Starknet, the $420 million ZK-rollup, released a post-mortem detailing the root cause of its January 5 network halt. The incident forced the protocol to trigger a block reorganization, effectively erasing 18 minutes of confirmed activity to prevent invalid state transitions from reaching Ethereum mainnet.
The Disconnect: Execution vs. Proving
The outage stemmed from a logic error in the blockifier, Starknet’s execution engine. According to the engineering report, the blockifier incorrectly retained state-writes from a reverted function during a specific sequence of cross-contract calls. While the sequencer accepted the invalid transaction, Starknet’s proving layer, the cryptographic mechanism that verifies validity, correctly rejected it.
This discrepancy created a deadlock. The sequencer considered the block valid; the prover refused to generate a proof for it. To resolve the mismatch, the team paused the sequencer and reorganized the chain, dropping all transactions processed between 09:24 and 09:42 UTC.
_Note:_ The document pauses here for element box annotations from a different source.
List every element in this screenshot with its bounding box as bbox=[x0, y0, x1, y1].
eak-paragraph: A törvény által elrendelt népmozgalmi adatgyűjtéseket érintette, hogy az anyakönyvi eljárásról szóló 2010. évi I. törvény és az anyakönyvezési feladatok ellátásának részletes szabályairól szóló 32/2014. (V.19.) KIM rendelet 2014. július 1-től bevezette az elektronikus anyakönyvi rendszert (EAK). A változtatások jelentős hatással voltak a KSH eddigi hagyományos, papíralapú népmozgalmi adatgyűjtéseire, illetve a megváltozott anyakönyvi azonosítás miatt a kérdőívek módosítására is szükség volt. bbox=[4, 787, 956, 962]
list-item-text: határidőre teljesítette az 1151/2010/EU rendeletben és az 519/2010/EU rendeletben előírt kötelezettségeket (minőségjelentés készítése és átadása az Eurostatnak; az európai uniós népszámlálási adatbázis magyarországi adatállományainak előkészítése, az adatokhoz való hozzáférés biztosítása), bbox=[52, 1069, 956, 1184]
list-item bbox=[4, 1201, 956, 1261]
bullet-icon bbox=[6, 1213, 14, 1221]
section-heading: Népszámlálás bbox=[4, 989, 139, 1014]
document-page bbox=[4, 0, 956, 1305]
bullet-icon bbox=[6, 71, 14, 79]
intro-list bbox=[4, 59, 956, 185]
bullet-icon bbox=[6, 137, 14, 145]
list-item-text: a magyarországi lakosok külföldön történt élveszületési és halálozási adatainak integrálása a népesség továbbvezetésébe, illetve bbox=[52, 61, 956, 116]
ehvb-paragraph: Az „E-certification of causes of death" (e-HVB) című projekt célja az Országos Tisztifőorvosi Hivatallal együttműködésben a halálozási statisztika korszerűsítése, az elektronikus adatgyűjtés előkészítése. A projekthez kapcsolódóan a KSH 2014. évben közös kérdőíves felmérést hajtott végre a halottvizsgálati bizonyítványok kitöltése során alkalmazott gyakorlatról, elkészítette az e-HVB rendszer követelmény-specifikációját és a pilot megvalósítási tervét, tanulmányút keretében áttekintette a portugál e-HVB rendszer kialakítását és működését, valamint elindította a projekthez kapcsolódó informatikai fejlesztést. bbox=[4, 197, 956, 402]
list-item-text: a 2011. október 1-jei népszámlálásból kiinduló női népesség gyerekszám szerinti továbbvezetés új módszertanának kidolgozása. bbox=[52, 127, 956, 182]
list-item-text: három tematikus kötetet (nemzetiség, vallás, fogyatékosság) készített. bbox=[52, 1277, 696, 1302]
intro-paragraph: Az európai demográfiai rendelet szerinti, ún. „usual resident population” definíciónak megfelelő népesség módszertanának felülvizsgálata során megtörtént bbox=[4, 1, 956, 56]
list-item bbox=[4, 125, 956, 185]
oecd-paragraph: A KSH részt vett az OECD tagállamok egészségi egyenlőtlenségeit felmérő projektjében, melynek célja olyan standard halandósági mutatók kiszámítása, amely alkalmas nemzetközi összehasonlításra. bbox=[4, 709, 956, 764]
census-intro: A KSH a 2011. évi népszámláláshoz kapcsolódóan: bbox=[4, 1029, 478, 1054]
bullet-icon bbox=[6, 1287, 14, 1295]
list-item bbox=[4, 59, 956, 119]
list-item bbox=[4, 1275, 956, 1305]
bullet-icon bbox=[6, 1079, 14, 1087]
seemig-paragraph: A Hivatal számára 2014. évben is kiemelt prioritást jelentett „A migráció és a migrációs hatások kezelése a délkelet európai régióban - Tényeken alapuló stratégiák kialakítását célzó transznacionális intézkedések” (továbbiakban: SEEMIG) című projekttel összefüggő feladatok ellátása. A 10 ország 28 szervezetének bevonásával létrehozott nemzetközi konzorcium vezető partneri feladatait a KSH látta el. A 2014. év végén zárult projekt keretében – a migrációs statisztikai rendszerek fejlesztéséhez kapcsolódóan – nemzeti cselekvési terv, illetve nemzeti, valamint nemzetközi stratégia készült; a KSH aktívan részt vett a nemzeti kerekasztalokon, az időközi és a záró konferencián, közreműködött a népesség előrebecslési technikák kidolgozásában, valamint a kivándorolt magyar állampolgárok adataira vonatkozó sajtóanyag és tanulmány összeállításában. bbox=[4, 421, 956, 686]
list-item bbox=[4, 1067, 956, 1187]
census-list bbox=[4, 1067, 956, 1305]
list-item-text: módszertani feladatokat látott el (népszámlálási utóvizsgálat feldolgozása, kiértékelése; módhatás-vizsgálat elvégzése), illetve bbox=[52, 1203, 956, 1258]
In one specific combination of cross-function calls… the blockifier remembered a state-writing that happened within a function that was reverted.
The network remained offline for approximately five hours while engineers deployed a hotfix.
Institutional Context
This marks Starknet’s second major liveness failure in four months. In September 2025, the network suffered a nine-hour outage following the ‘Grinta’ upgrade (v0.14.0), which also required chain reorganizations due to RPC and sequencer failures. Recurring mismatches between execution clients and proving engines highlight the fragility still present in high-throughput ZK-rollups.
Markets shrugged off the technical debt. STRK traded flat at $0.082 (-1.6%), with volume remaining consistent despite the operational pause.